Page 89 of Soulless Saint

I’d gladly stay high on her for the rest of my miserable life, aching for my next fix.

“You should tell them the truth,” Kaleb said finally, and I noticed he hadn’t so much as touched his scotch. Instead, he just stared at it like he might find the answers to every question he’d ever had but didn’t actually want the answers to somewhere at the bottom of the glass. “They deserve to know.”

“This never should’ve happened.”

My back tensed, muscles flexing with annoyance. “Jimmy Boy didn’t deserve to go like that, but he didn’t follow orders.”

Dad had told us everything he knew when we met him beneath the billboard out on the canyon road. He was an idiot for going there himself after getting the tip from a beat cop still loyal to the Saints.

Dad shook his head.

“Hardin’s right,” Kaleb added. “You told Jimmy to hole up at the shop like everyone else. He’s the idiot who didn’t listen.”

“He had kids for fuck’s sake.” Dad seethed, his grip on his now empty glass tightening. He rarely drank, for the same reason I didn’t. People tended to die when we weren’t in control of our emotions and other than rage, I was in full control of the rest of mine.

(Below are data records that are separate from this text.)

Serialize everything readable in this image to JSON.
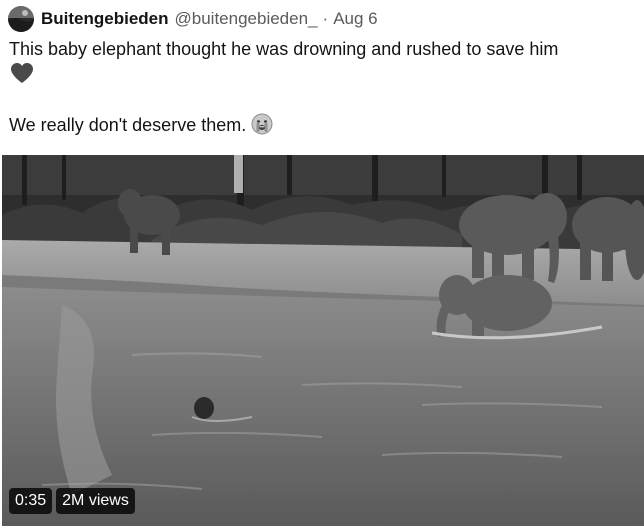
{
  "tweet": {
    "display_name": "Buitengebieden",
    "handle": "@buitengebieden_",
    "separator": "·",
    "date": "Aug 6",
    "text_line1": "This baby elephant thought he was drowning and rushed to save him",
    "text_line2": "We really don't deserve them.",
    "icons": {
      "avatar": "profile-avatar",
      "heart": "heart-emoji",
      "emoji": "crying-face-emoji"
    }
  },
  "video": {
    "duration": "0:35",
    "views": "2M views"
  },
  "colors": {
    "text": "#141414",
    "secondary": "#5b5b5b",
    "badge_bg": "#000000"
  }
}
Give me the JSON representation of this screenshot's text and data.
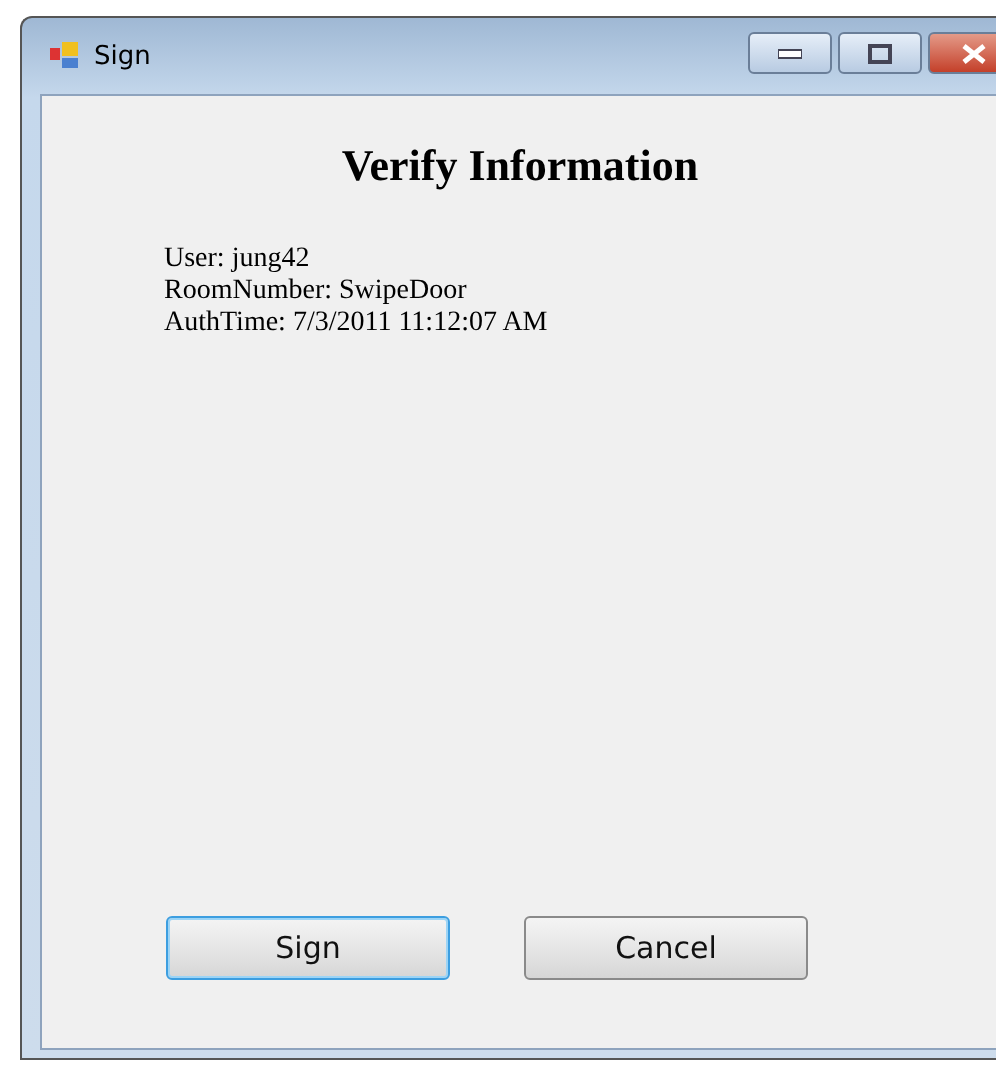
{
  "window": {
    "title": "Sign"
  },
  "heading": "Verify Information",
  "lines": [
    "User: jung42",
    "RoomNumber: SwipeDoor",
    "AuthTime: 7/3/2011 11:12:07 AM"
  ],
  "buttons": [
    {
      "label": "Sign",
      "focused": true
    },
    {
      "label": "Cancel",
      "focused": false
    }
  ]
}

“Two little girls,” he added, pouring more scotch into his glass. “His wife…” He trailed off.

“They’ll be taken care of,” Kaleb said. “Like always.”

Dad sagged on his barstool. “Hush money in exchange for growing up without a father.”

“Riley knew what she was signing up for when she married him,” Kaleb argued. “She was a Saint’s Sinner for fuck’s sake.”

“It won’t make telling her any easier.”

Kaleb threw a hand through his messy hair, scattering dirt over the bar, getting some in his scotch. “Do we even know if she and the kids are all right?”

“They seem to be. I had that beat cop go ’round to check on them. He said lights were out, no signs of forced entry, and he could see Riley asleep on the couch inside. No doubt Jimmy was on his way to the shop when they grabbed him.”

Were we really not going to address the elephant in the room? I wasn’t up at five in the fucking morning to talk about how to tell Jimmy’s wife, or even how to tell the other guys.

“Does it really matter how the fuck you tell her?” I all but snapped, the simmer of rage in my gut was already turning up the heat, rolling into a boil again. So much for my short-lived sense of calm. It was nice while it lasted. “What we need to be talking about is what we’re going to do about it.”

Kaleb took the first sip of his scotch, grimacing. “We can’t let the Son’s get away with this. If they were willing to make a move this fucking ballsy just because we didn’t show up for their meet, what’s going to be next? Maybe Riley? Her and Jimmy’s little girls. I mean, fuck, did you see what they did to him?”

I’d seen my fair share of gruesome shit in my time with the Saints, but what they did to Jimmy was on another level. If it weren’t for the ink on his skin, we wouldn’t even have been able to identify him seeing as his head was missing.

They’d artfully arranged his body parts into their gang tag, arms and legs bent at opposing angles to make S’s. His torso, missing all limbs and a head made a macabre ‘O.’ His own blood slashed over his pale chest to make a strike through it.

We’d just seen Jimmy two days ago. While he operated directly under my father, he lived in Santa Clarita. In fact, the fucker lived barely five blocks from our place.

The idea of some scum being so close to our place, on our turf, taking our men right out from under our noses, made my fucking skin itch.

I shoved away the last swallow of my scotch, not trusting myself not to go ape on the first person who didn’t share blood with me. I enjoyed taking money from the preppy fuckheads who thought they could beat me at pool or darts here too much to like the idea of Sam dead.

“Good talk,” I sneered sarcastically when no one answered me, pushing the stool out from the bar, ready to leave them both to wallow without any help from me.

“Sit the fuck down,” Dad hissed.

I cut him a glare.

“What exactly are you proposing, Son?” he demanded, his eyes getting that crazed glint I knew all too well, but my father wouldn’t lift a finger to harm us, no matter how much we pissed him off. Ma would literally kill him. Instead, I had the pleasure of watching his face turn red and his eyes bulge.

He wasn’t really angry at me, anyway. He was angry at himself.

“Hmm?” he pressed, leaning in close, unblinking. “Do you know something I don’t? Something like, I don’t know, where these bastards are hiding out? Because we’re flying blind here. We got nothing. Zip.”

I cast my fury away from him, staring at my glass atop the bar instead, my teeth grinding. He was right. We still didn’t know where they were, which would make retribution all but impossible, but they had to fuck up sometime. And somewhere out there, someone had to know something, we just hadn’t found that motherfucker yet.